As described above, according to the growth method of the present invention, since the semiconductor material laminated on the blue light emitting device to be developed in the future can have a double hetero structure, a blue laser diode can be realized and its industrial utility value is high. large.

[Brief description of drawings]

FIG. 1 MOCV used in one embodiment of the method of the present invention
FIG. 3 is a schematic cross-sectional view showing the configuration of the main part of the D device.

FIG. 2 is an InGa formed according to an embodiment of the present invention.
The figure which measured the photoluminescence of N.
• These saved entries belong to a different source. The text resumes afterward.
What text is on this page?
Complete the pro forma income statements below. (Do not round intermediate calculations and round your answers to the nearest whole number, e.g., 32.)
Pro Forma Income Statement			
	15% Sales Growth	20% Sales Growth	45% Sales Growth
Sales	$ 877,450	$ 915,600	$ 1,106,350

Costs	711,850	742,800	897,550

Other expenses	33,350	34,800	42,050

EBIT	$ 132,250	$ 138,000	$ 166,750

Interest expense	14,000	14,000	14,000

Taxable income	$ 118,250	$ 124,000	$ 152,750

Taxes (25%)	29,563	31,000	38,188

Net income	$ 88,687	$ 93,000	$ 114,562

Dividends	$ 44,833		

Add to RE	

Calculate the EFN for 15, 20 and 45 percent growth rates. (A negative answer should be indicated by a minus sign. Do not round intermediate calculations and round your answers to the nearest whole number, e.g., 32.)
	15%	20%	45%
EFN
FIG. 3 is a diagram in which the photoluminescence of InGaN formed by a conventional method is measured.

[Explanation of symbols]

1 ... Reaction container 2 ... Susceptor 3 ... Heater 4 ... Control shaft 5 ...・ Quartz nozzle 6 ・ ・ ・ ・ ・ ・ ・ ・ Conical quartz tube 7 ・ ・ ・ ・ ・ ・ Substrate

Claims (3)

[Claims] 1. A gallium source gas as a source gas,
In a method of growing an indium gallium nitride semiconductor by a metalorganic vapor phase epitaxy using a gas of an indium source and a gas of a nitrogen source, nitrogen is used as a carrier gas of the raw material gas, and 600
A method for growing an indium gallium nitride semiconductor, which comprises growing an indium gallium nitride layer on a gallium nitride layer at a growth temperature higher than ° C. 2. The method for growing an indium gallium nitride semiconductor according to claim 1, wherein the molar ratio of indium to gallium in the source gas is adjusted to 0.1 or more. 3. The method for growing an indium gallium nitride semiconductor according to claim 1, wherein the gallium nitride layer is a gallium aluminum nitride layer in which a part of gallium is replaced with aluminum.